Обычно мягкие, они делаются ершистыми,
Гордо падая с небоскрёбов золотой осенью.
Щемящее упущение: жизнь всё-таки безвоздушна,
И асфальт намазывает их сразу после свинцовых.
Подводит и ветер: сносит лишь никому не нужных,
Прочие падают, включая смышлёных собакоголовых.

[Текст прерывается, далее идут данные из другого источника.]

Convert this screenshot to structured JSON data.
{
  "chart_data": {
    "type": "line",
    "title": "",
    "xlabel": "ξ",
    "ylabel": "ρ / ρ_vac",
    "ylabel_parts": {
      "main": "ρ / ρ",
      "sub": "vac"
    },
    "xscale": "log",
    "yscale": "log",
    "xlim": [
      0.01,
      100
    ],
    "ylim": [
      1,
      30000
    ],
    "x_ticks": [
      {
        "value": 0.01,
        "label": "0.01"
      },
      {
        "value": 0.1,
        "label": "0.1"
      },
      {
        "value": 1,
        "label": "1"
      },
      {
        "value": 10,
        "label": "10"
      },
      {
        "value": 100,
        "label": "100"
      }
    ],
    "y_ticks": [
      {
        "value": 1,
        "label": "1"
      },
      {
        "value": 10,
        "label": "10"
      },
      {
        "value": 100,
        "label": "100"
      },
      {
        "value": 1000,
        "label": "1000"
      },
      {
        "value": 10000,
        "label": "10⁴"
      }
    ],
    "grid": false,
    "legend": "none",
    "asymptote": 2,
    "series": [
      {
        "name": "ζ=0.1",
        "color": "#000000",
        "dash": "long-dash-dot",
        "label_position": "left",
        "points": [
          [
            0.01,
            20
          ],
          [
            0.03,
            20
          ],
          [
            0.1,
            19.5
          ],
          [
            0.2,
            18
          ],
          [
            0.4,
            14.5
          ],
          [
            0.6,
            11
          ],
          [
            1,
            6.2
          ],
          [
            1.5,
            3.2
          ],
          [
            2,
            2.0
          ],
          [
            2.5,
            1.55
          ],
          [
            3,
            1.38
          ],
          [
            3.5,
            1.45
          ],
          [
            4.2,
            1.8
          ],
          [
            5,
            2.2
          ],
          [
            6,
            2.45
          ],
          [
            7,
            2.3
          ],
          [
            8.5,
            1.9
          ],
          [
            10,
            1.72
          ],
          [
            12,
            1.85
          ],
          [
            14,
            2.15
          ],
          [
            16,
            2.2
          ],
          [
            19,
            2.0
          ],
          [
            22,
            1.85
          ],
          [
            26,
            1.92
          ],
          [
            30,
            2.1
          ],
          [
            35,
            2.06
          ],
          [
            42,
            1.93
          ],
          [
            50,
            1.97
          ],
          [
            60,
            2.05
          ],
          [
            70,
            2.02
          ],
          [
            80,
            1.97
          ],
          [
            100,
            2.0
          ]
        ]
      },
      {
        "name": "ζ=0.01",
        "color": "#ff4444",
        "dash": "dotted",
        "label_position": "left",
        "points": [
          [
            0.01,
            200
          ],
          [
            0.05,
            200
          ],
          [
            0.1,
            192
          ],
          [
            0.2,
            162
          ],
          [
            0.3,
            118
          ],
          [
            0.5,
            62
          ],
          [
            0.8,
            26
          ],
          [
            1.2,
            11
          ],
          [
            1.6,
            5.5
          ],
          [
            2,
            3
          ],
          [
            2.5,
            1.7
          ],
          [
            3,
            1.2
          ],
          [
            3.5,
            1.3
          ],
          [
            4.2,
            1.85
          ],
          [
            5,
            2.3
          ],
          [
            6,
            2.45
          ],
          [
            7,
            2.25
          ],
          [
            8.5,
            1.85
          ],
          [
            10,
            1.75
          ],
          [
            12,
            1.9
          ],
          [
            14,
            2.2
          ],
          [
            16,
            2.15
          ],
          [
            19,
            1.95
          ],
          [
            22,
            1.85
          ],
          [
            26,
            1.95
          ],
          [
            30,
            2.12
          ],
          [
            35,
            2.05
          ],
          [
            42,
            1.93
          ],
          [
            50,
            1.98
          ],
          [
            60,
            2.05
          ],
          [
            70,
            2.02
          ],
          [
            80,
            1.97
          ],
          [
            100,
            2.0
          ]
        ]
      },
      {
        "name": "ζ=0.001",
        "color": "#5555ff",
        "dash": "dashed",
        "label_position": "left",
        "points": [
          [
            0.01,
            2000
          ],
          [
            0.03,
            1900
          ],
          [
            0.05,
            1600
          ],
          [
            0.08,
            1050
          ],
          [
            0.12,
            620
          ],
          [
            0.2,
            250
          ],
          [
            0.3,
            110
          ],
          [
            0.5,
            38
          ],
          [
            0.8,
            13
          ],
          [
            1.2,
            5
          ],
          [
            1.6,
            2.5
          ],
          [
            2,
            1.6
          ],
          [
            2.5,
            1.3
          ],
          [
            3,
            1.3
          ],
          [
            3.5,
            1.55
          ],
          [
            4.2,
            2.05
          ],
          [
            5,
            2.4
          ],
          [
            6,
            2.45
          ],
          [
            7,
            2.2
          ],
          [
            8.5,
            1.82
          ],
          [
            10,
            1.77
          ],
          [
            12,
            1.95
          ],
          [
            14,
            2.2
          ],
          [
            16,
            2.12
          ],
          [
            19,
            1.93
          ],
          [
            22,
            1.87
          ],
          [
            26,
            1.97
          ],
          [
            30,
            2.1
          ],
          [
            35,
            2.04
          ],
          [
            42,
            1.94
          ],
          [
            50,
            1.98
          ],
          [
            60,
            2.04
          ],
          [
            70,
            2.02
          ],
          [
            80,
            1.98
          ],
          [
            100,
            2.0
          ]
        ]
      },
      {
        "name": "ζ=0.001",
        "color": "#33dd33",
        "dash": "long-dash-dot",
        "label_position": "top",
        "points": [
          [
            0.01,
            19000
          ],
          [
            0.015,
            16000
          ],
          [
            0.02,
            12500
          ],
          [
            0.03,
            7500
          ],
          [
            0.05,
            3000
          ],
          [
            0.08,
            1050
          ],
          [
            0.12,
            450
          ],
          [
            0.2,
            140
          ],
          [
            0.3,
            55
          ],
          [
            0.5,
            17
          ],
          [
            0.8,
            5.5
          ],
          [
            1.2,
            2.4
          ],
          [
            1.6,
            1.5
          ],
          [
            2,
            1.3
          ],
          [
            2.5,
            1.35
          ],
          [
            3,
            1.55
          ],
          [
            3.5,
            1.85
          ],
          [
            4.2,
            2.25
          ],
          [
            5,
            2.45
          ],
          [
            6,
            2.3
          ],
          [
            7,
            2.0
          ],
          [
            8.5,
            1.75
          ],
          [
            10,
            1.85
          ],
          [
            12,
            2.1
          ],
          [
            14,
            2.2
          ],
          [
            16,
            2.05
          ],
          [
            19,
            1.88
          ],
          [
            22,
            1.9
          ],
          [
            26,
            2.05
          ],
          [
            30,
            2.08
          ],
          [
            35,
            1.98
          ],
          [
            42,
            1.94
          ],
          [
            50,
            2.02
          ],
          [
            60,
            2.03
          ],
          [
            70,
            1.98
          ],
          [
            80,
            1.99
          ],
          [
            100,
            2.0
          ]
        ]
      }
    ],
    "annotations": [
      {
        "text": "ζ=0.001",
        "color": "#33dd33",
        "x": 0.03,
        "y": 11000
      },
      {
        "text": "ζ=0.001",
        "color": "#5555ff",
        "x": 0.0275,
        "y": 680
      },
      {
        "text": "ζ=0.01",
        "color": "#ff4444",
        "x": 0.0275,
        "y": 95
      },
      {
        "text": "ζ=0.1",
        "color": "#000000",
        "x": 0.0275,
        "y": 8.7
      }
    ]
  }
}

На природе честнее — там нет высоток, одни деревья,
Да и воздуха больше, гуще он, что ли, и хмельнее,
Вобрать его трудно, поэтому местное каждодневье
Роняет не просто тонких, но законченные трофеи:
Вздумавших понять и простить поэзию книгочеев,
Новорождённых, остывших к самолётам пилотов,
Сочинителей слов, прыгнувших за борт злодеев,
Не понурившиеся дома-музеи и их доброхотов…
Но и ветра тут чудаковатые — не в меру спасают:
Им говоришь: не надо, а они настаивают и рвутся,
И несут кудлатых — мозги им, что ли, вправляют?
И грызутся, если мало работы и с прыгунами куце.
Я хотел бы быть там, когда меня занесёт на ясень,
Когда заалею и ссохнусь не сам по себе — поневоле,
Летом бабьим, в пору, когда свинец неотвязен,
Поможешь мне, ветр? Авось разобьюсь без боли.